This is Part One.
It’s so early that the thin crescent moon is still visible in the clear sky. My eyes move from that bright crescent to its fabric counterpart on the huge red flag flapping gently above the quay. It is the first ferry of the day, so the usual crowd of several hundred Turks scrambling to be the first on board hasn’t woken up yet. (They’ll all be on the next one.) The engines have roared to life, and are now humming in anticipation.
It’s only seven a.m. and this ferry doesn’t leave for another fifteen minutes. I have my reasons for arriving early. Firstly, I want to score a seat on the pretty side of the boat, the one that will soon grant a glorious view of the rising sun over Haghia Sophia and the Blue Mosque. (The other side is still interesting, with its industrial scenes of Haydarpaşa Train Station and the huge storage buildings for the massive tons of cargo that are transported via the Bosporus Straits every day.) Secondly, I want to beat the line at the tea and simit (a sesame bagel-pretzel hybrid) kiosk on board. And finally, I need to look over my lesson for my one-to-one class with the CEO of a preeminent Turkish fashion company. I certainly don’t want to miss the view because of adverbs of frequency.
I climb aboard, order “Bir simit, bir çay lütfen” (“one simit, one tea, please”) in broken Turkish, pay one lire (or about $0.70) and grab a bench by the window. It’s not quite warm enough yet in the mornings for an outdoor seat, but that’s fine. This commute from Asian Kadıköy to European Şişli is the highlight of my day.

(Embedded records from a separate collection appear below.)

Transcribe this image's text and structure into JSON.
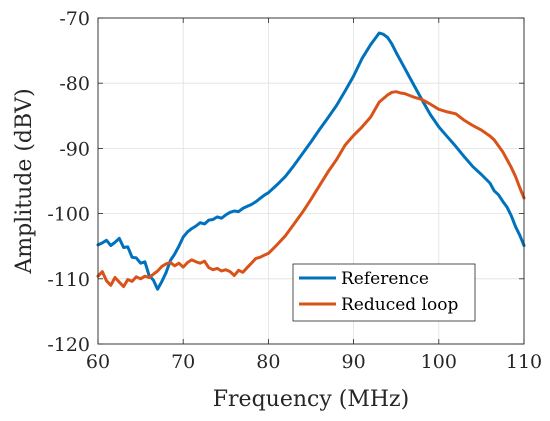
{
  "chart_data": {
    "type": "line",
    "title": "",
    "xlabel": "Frequency (MHz)",
    "ylabel": "Amplitude (dBV)",
    "xlim": [
      60,
      110
    ],
    "ylim": [
      -120,
      -70
    ],
    "xticks": [
      60,
      70,
      80,
      90,
      100,
      110
    ],
    "yticks": [
      -120,
      -110,
      -100,
      -90,
      -80,
      -70
    ],
    "xtick_labels": [
      "60",
      "70",
      "80",
      "90",
      "100",
      "110"
    ],
    "ytick_labels": [
      "-120",
      "-110",
      "-100",
      "-90",
      "-80",
      "-70"
    ],
    "grid": true,
    "legend_position": "bottom-right",
    "series": [
      {
        "name": "Reference",
        "color": "#0072BD",
        "x": [
          60,
          60.5,
          61,
          61.5,
          62,
          62.5,
          63,
          63.5,
          64,
          64.5,
          65,
          65.5,
          66,
          66.5,
          67,
          67.5,
          68,
          68.5,
          69,
          69.5,
          70,
          70.5,
          71,
          71.5,
          72,
          72.5,
          73,
          73.5,
          74,
          74.5,
          75,
          75.5,
          76,
          76.5,
          77,
          77.5,
          78,
          78.5,
          79,
          79.5,
          80,
          81,
          82,
          83,
          84,
          85,
          86,
          87,
          88,
          89,
          90,
          91,
          92,
          92.5,
          93,
          93.5,
          94,
          94.5,
          95,
          96,
          97,
          98,
          99,
          100,
          101,
          102,
          103,
          104,
          105,
          106,
          106.5,
          107,
          107.5,
          108,
          108.5,
          109,
          109.5,
          110
        ],
        "y": [
          -104.8,
          -104.5,
          -104.1,
          -104.9,
          -104.4,
          -103.8,
          -105.2,
          -105.1,
          -106.7,
          -106.8,
          -107.6,
          -107.4,
          -109.5,
          -110.2,
          -111.6,
          -110.4,
          -109.0,
          -107.2,
          -106.2,
          -105.0,
          -103.6,
          -102.8,
          -102.3,
          -101.9,
          -101.4,
          -101.6,
          -101.0,
          -100.9,
          -100.5,
          -100.7,
          -100.2,
          -99.8,
          -99.6,
          -99.7,
          -99.2,
          -98.9,
          -98.6,
          -98.2,
          -97.7,
          -97.2,
          -96.8,
          -95.6,
          -94.3,
          -92.6,
          -90.8,
          -89.0,
          -87.1,
          -85.3,
          -83.4,
          -81.2,
          -78.9,
          -76.2,
          -74.1,
          -73.2,
          -72.3,
          -72.5,
          -73.0,
          -74.0,
          -75.3,
          -77.7,
          -80.1,
          -82.5,
          -84.8,
          -86.7,
          -88.2,
          -89.7,
          -91.3,
          -92.8,
          -94.0,
          -95.3,
          -96.5,
          -97.1,
          -98.1,
          -99.0,
          -100.3,
          -102.0,
          -103.3,
          -104.9
        ]
      },
      {
        "name": "Reduced loop",
        "color": "#D95319",
        "x": [
          60,
          60.5,
          61,
          61.5,
          62,
          62.5,
          63,
          63.5,
          64,
          64.5,
          65,
          65.5,
          66,
          66.5,
          67,
          67.5,
          68,
          68.5,
          69,
          69.5,
          70,
          70.5,
          71,
          71.5,
          72,
          72.5,
          73,
          73.5,
          74,
          74.5,
          75,
          75.5,
          76,
          76.5,
          77,
          77.5,
          78,
          78.5,
          79,
          79.5,
          80,
          81,
          82,
          83,
          84,
          85,
          86,
          87,
          88,
          89,
          90,
          91,
          92,
          93,
          94,
          94.5,
          95,
          95.5,
          96,
          97,
          98,
          99,
          100,
          101,
          102,
          103,
          104,
          105,
          106,
          106.5,
          107,
          107.5,
          108,
          108.5,
          109,
          109.5,
          110
        ],
        "y": [
          -109.6,
          -108.9,
          -110.3,
          -111.0,
          -109.8,
          -110.5,
          -111.2,
          -110.1,
          -110.4,
          -109.7,
          -110.0,
          -109.6,
          -109.8,
          -109.3,
          -108.8,
          -108.1,
          -107.7,
          -107.5,
          -108.0,
          -107.6,
          -108.2,
          -107.5,
          -107.1,
          -107.4,
          -107.6,
          -107.3,
          -108.3,
          -108.6,
          -108.4,
          -108.8,
          -108.6,
          -108.9,
          -109.5,
          -108.7,
          -109.0,
          -108.3,
          -107.6,
          -106.9,
          -106.7,
          -106.4,
          -106.1,
          -104.8,
          -103.4,
          -101.6,
          -99.8,
          -97.8,
          -95.7,
          -93.6,
          -91.7,
          -89.5,
          -88.0,
          -86.7,
          -85.2,
          -82.9,
          -81.8,
          -81.4,
          -81.3,
          -81.5,
          -81.6,
          -82.1,
          -82.5,
          -83.2,
          -84.0,
          -84.4,
          -84.7,
          -85.7,
          -86.5,
          -87.2,
          -88.1,
          -88.7,
          -89.6,
          -90.5,
          -91.7,
          -92.9,
          -94.3,
          -96.0,
          -97.6
        ]
      }
    ]
  }
}
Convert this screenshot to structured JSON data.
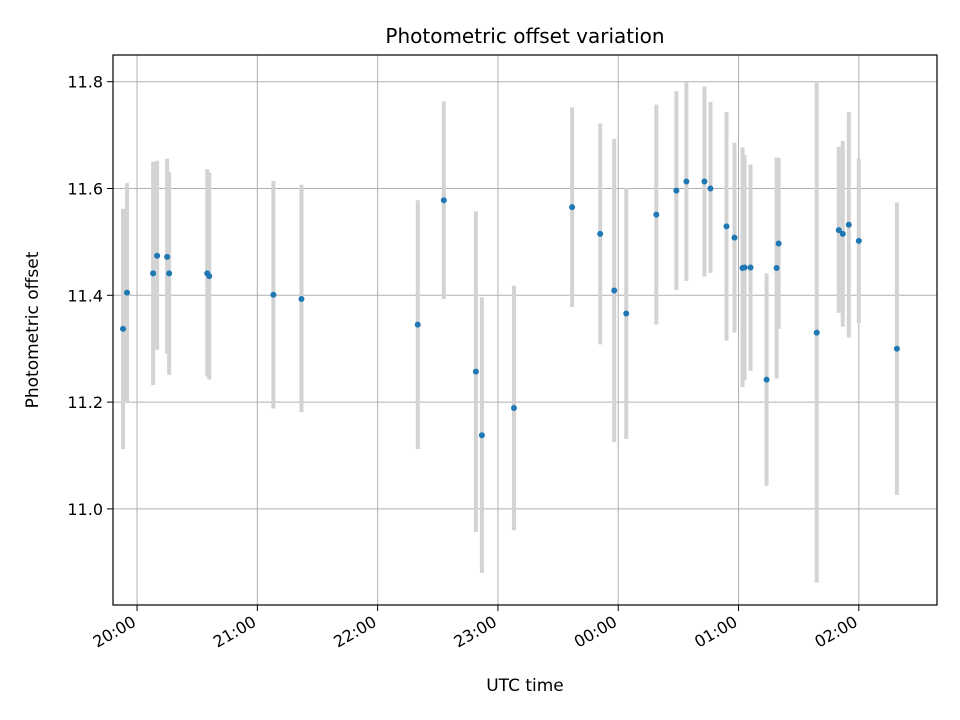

The intercontinental cruise takes about twenty-five minutes, depending on the traffic. The Bosporus is one of the world’s busiest waterways. Floating on the azure blue water, the sound of choppy waves is broken up by the chattering of commuters on cell phones. Out the window, the view ranges from the enormous cigar-shaped oil tankers and gigantic cruise ships to tiny fishing boats that look like toys in comparison. Our ferry takes evasive action as it cuts in between these monster ships, small dinghies and the other ferries, each fighting for space in the heavy traffic. Once we pass the legendary Haydarpaşa, former station of the Orient Express and a brownish-gold jewel of turrets and large windows, the attention turns to Europe.